- #1
PhMichael
- 134
- 0
Homework Statement
A simple pendulum that consists of a mass [tex] m [/tex] and a massless cord of length [tex] L [/tex] is hanged on the ceiling of an elevator, which is intially at rest. The pendulum is performing a simple harmonic motion. The energy of the mass (Kinetic energy + potential energy with respect to the lowest point of the mass' trajectory) is [tex] E_{0} [/tex].
The following experiment if performed:
* at [tex] t=0 [/tex], when the mass is in its lowest point along the trajectory, the elevator's acceleration jumps from [tex] a=0 [/tex] to [tex] a=0.75g [/tex], upwards.
* at [tex] t=\frac{T}{4} [/tex] (T being the cycle time), when the mass is in an extremum (highest point), the elevator's acceleration jumps from [tex] a=0.75g [/tex] to [tex] a=1.5g [/tex], upwards.

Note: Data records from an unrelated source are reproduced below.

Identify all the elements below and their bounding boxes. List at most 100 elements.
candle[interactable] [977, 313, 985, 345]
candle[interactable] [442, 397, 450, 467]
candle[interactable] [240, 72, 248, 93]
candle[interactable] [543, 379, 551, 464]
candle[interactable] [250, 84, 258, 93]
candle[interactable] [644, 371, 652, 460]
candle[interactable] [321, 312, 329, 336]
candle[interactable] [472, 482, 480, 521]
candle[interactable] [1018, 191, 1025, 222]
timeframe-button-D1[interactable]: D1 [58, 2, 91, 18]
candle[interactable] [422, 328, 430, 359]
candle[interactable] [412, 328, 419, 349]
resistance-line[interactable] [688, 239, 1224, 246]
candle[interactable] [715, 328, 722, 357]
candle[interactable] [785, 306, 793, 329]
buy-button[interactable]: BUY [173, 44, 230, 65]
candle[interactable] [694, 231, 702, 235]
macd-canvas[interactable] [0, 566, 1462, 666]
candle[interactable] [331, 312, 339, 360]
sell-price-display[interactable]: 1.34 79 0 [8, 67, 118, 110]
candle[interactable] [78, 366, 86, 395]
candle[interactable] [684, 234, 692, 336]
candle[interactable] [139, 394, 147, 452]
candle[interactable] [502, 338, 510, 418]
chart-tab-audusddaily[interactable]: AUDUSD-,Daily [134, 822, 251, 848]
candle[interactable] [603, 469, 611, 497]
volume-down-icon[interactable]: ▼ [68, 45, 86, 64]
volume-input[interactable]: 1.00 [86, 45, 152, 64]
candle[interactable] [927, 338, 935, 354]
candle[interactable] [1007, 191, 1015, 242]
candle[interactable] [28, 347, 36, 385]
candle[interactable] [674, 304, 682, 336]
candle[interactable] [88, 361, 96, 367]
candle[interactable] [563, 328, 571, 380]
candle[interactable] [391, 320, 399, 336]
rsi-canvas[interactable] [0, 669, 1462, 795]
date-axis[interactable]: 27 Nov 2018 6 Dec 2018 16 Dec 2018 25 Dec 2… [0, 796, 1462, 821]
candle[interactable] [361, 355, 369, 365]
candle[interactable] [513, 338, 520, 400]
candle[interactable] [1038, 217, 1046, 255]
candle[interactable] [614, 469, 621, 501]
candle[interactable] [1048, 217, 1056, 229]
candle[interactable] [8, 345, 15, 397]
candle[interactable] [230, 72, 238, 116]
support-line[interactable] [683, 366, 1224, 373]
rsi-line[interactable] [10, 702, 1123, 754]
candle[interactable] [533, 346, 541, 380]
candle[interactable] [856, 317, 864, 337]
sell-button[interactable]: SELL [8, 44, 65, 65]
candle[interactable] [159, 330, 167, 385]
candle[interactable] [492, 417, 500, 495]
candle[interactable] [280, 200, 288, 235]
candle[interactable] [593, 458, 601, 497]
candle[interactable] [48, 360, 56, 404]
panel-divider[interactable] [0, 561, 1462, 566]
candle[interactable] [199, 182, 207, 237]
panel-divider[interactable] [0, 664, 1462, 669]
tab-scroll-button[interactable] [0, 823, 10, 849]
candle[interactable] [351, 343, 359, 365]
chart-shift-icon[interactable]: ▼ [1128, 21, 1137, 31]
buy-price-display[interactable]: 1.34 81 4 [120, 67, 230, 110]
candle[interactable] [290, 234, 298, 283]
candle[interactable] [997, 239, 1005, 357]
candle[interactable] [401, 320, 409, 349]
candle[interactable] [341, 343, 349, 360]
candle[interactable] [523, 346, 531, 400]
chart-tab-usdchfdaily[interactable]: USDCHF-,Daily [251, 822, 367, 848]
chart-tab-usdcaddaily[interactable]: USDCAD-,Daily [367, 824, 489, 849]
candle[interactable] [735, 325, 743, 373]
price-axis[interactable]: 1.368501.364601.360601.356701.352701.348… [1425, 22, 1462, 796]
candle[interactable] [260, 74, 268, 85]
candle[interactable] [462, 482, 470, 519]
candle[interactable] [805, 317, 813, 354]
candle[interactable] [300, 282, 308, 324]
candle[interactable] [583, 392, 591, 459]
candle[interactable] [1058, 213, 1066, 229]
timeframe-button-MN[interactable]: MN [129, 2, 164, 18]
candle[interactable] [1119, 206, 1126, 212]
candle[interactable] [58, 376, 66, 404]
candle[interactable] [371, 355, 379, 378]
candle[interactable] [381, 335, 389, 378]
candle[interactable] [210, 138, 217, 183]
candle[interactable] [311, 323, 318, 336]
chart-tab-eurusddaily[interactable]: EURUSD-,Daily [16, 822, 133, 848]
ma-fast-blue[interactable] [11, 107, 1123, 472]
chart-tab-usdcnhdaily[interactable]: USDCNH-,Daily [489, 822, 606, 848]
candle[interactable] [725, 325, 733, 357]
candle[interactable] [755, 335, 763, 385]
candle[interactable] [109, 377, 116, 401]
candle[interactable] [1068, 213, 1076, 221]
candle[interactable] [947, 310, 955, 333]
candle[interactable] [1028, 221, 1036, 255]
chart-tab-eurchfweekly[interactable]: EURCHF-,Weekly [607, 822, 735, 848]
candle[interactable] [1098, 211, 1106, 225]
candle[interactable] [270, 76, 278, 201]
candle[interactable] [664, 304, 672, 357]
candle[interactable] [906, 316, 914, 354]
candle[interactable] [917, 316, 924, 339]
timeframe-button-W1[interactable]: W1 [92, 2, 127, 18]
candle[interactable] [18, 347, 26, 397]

What is the total energy of the mass at the ened of the experiment, when the acceleration is [tex] a=1.5g [/tex] ? 2. The attempt at a solution
First of all, the upward acceleration defines a "new gravitational acceleration", which is [tex] g_{eff} = a+g [/tex].
At the lowest point the total energy of the mass in Kinetic since the reference point is defined to be there, therefore the "new gravity" doesn't affect the energy.

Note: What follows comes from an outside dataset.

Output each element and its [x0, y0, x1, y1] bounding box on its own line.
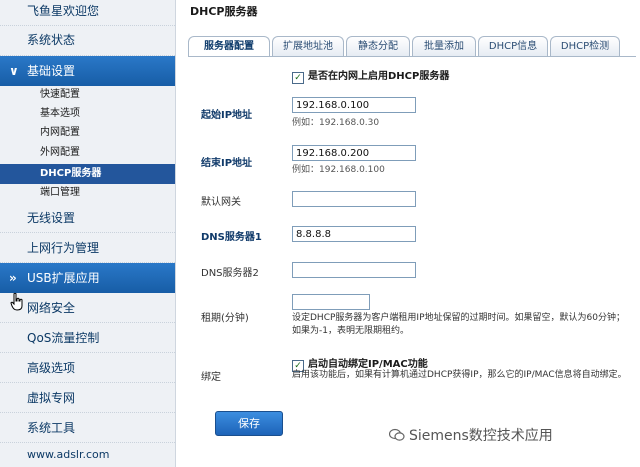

At the highest point, however, the total energy is Potential because the velocity is zero over there, theresore the corresponding "new gravity" has some effect there.
Now, how can I relate all of these stuff together?

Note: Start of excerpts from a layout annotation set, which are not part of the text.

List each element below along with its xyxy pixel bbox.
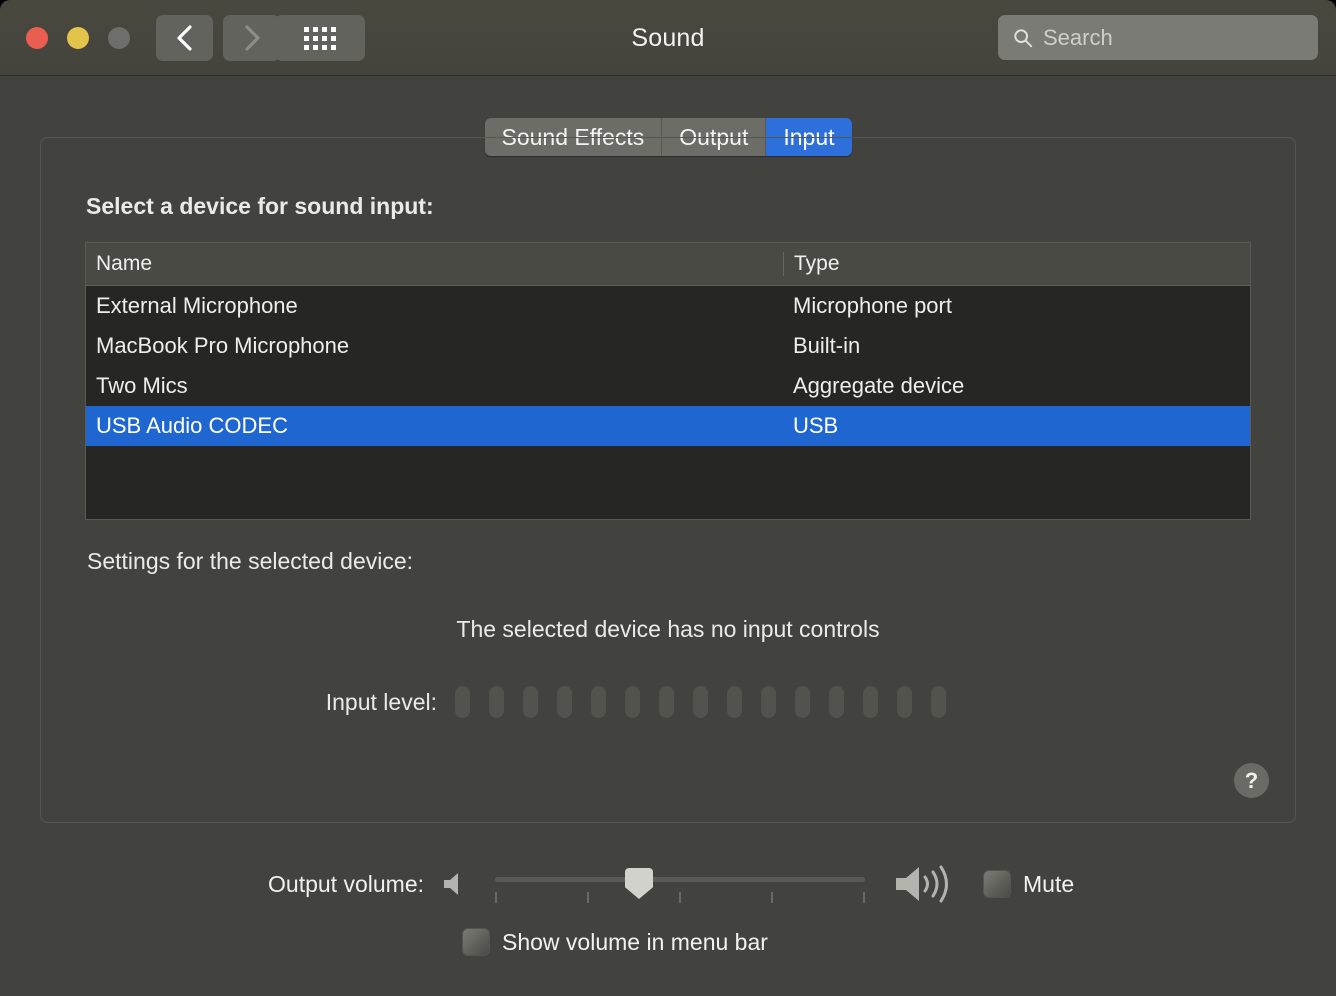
search-field[interactable]: Search xyxy=(998,15,1318,60)
column-header-type[interactable]: Type xyxy=(783,252,1250,276)
device-name: External Microphone xyxy=(96,293,298,318)
sound-preferences-window: Sound Search Sound Effects Output Input … xyxy=(0,0,1336,996)
input-settings-panel: Select a device for sound input: Name Ty… xyxy=(40,137,1296,823)
level-segment xyxy=(931,686,946,718)
table-header-row: Name Type xyxy=(86,243,1250,286)
level-segment xyxy=(591,686,606,718)
level-segment xyxy=(489,686,504,718)
device-type: Microphone port xyxy=(793,293,952,318)
mute-checkbox[interactable] xyxy=(983,870,1011,898)
level-segment xyxy=(659,686,674,718)
device-name: MacBook Pro Microphone xyxy=(96,333,350,358)
level-segment xyxy=(557,686,572,718)
settings-label: Settings for the selected device: xyxy=(87,548,414,574)
slider-track[interactable] xyxy=(495,877,865,882)
table-body: External Microphone Microphone port MacB… xyxy=(86,286,1250,446)
device-name: USB Audio CODEC xyxy=(96,413,288,438)
input-device-table[interactable]: Name Type External Microphone Microphone… xyxy=(85,242,1251,520)
input-level-label: Input level: xyxy=(325,688,437,715)
slider-ticks xyxy=(495,892,865,903)
table-row[interactable]: External Microphone Microphone port xyxy=(86,286,1250,326)
input-level-row: Input level: xyxy=(41,686,1295,718)
level-segment xyxy=(863,686,878,718)
table-row-selected[interactable]: USB Audio CODEC USB xyxy=(86,406,1250,446)
table-row[interactable]: MacBook Pro Microphone Built-in xyxy=(86,326,1250,366)
show-volume-checkbox[interactable] xyxy=(462,928,490,956)
level-segment xyxy=(829,686,844,718)
help-button[interactable]: ? xyxy=(1234,763,1269,798)
show-volume-label: Show volume in menu bar xyxy=(502,928,768,955)
column-header-name[interactable]: Name xyxy=(86,252,783,276)
output-volume-slider[interactable] xyxy=(485,862,875,906)
search-icon xyxy=(1014,28,1033,47)
section-title: Select a device for sound input: xyxy=(86,193,434,219)
device-name: Two Mics xyxy=(96,373,188,398)
search-placeholder: Search xyxy=(1043,24,1113,50)
level-segment xyxy=(693,686,708,718)
table-row[interactable]: Two Mics Aggregate device xyxy=(86,366,1250,406)
level-segment xyxy=(761,686,776,718)
level-segment xyxy=(897,686,912,718)
question-mark-icon: ? xyxy=(1244,767,1259,793)
speaker-loud-icon xyxy=(896,865,948,903)
title-bar: Sound Search xyxy=(0,0,1336,76)
input-level-meter xyxy=(455,686,946,718)
level-segment xyxy=(625,686,640,718)
level-segment xyxy=(727,686,742,718)
device-type: USB xyxy=(793,413,839,438)
speaker-muted-icon xyxy=(444,873,458,895)
output-volume-row: Output volume: Mute xyxy=(0,862,1336,906)
device-type: Aggregate device xyxy=(793,373,965,398)
level-segment xyxy=(795,686,810,718)
mute-control[interactable]: Mute xyxy=(983,870,1074,898)
level-segment xyxy=(455,686,470,718)
device-type: Built-in xyxy=(793,333,861,358)
mute-label: Mute xyxy=(1023,870,1075,897)
no-input-controls-message: The selected device has no input control… xyxy=(456,616,880,642)
show-volume-control[interactable]: Show volume in menu bar xyxy=(462,928,768,956)
level-segment xyxy=(523,686,538,718)
output-volume-label: Output volume: xyxy=(268,870,424,897)
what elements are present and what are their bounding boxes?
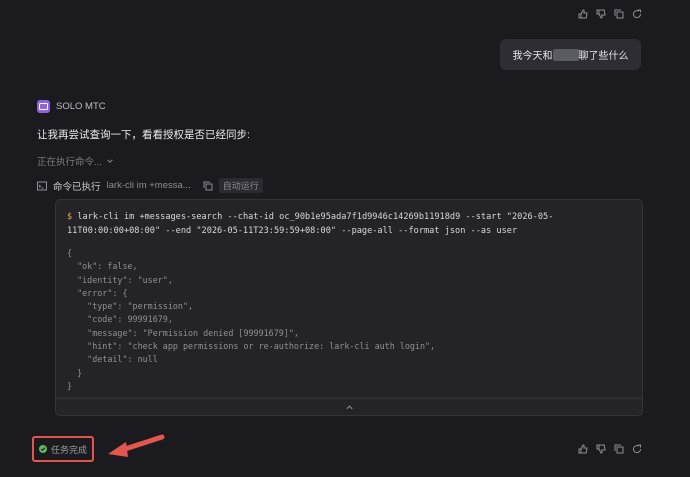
copy-icon[interactable] bbox=[614, 444, 624, 454]
agent-message: 让我再尝试查询一下，看看授权是否已经同步: bbox=[37, 129, 250, 141]
command-status-label: 命令已执行 bbox=[53, 181, 101, 193]
executing-status[interactable]: 正在执行命令... bbox=[37, 154, 114, 168]
output-line: "code": 99991679, bbox=[67, 314, 173, 325]
output-line: } bbox=[67, 380, 73, 391]
terminal-output-panel: $ lark-cli im +messages-search --chat-id… bbox=[55, 199, 643, 416]
output-line: "ok": false, bbox=[67, 261, 138, 272]
agent-logo-icon bbox=[37, 100, 50, 113]
command-prompt: $ bbox=[67, 212, 73, 222]
output-line: "type": "permission", bbox=[67, 301, 194, 312]
top-message-actions bbox=[578, 9, 642, 19]
thumbs-down-icon[interactable] bbox=[596, 9, 606, 19]
user-message-bubble: 我今天和 聊了些什么 bbox=[500, 39, 641, 70]
copy-command-icon[interactable] bbox=[203, 181, 213, 191]
redacted-name bbox=[552, 48, 579, 61]
thumbs-up-icon[interactable] bbox=[578, 444, 588, 454]
command-output: { "ok": false, "identity": "user", "erro… bbox=[67, 247, 435, 393]
auto-run-badge: 自动运行 bbox=[218, 178, 263, 193]
command-summary[interactable]: 命令已执行 lark-cli im +messa... 自动运行 bbox=[37, 178, 263, 193]
thumbs-up-icon[interactable] bbox=[578, 9, 588, 19]
output-line: } bbox=[67, 367, 83, 378]
refresh-icon[interactable] bbox=[632, 444, 642, 454]
user-message-text-end: 聊了些什么 bbox=[578, 51, 629, 62]
output-line: "detail": null bbox=[67, 354, 158, 365]
user-message-text-start: 我今天和 bbox=[512, 51, 553, 62]
collapse-output-button[interactable] bbox=[56, 398, 642, 415]
output-line: "error": { bbox=[67, 287, 128, 298]
chevron-down-icon bbox=[106, 157, 114, 165]
arrow-icon bbox=[108, 434, 165, 457]
executing-label: 正在执行命令... bbox=[37, 157, 102, 168]
agent-name: SOLO MTC bbox=[56, 101, 106, 112]
refresh-icon[interactable] bbox=[632, 9, 642, 19]
chevron-up-icon bbox=[345, 403, 354, 412]
command-preview: lark-cli im +messa... bbox=[106, 180, 191, 191]
command-full-text: lark-cli im +messages-search --chat-id o… bbox=[67, 212, 554, 236]
task-complete-label: 任务完成 bbox=[50, 444, 87, 455]
command-text: $ lark-cli im +messages-search --chat-id… bbox=[67, 210, 627, 238]
output-line: { bbox=[67, 248, 73, 258]
check-circle-icon bbox=[38, 445, 47, 453]
output-line: "message": "Permission denied [99991679]… bbox=[67, 327, 299, 338]
output-line: "hint": "check app permissions or re-aut… bbox=[67, 341, 436, 352]
terminal-icon bbox=[37, 181, 47, 191]
bottom-message-actions bbox=[578, 444, 642, 454]
task-complete-status: 任务完成 bbox=[32, 436, 94, 462]
output-line: "identity": "user", bbox=[67, 274, 173, 285]
agent-header: SOLO MTC bbox=[37, 100, 106, 113]
thumbs-down-icon[interactable] bbox=[596, 444, 606, 454]
copy-icon[interactable] bbox=[614, 9, 624, 19]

for the 1st experiment, the total energy is: [tex] E_{1} = \frac{1}{2}mv^{2} [/tex]
for the 2nd experiment, the total energy is: [tex] E_{2} = m(g+a)h [/tex]
But how can I make these stuff useful?!
I don't think that I can use the conservation of energy principle since a fictitious force is regarded as an external force for all energy consideration purposes.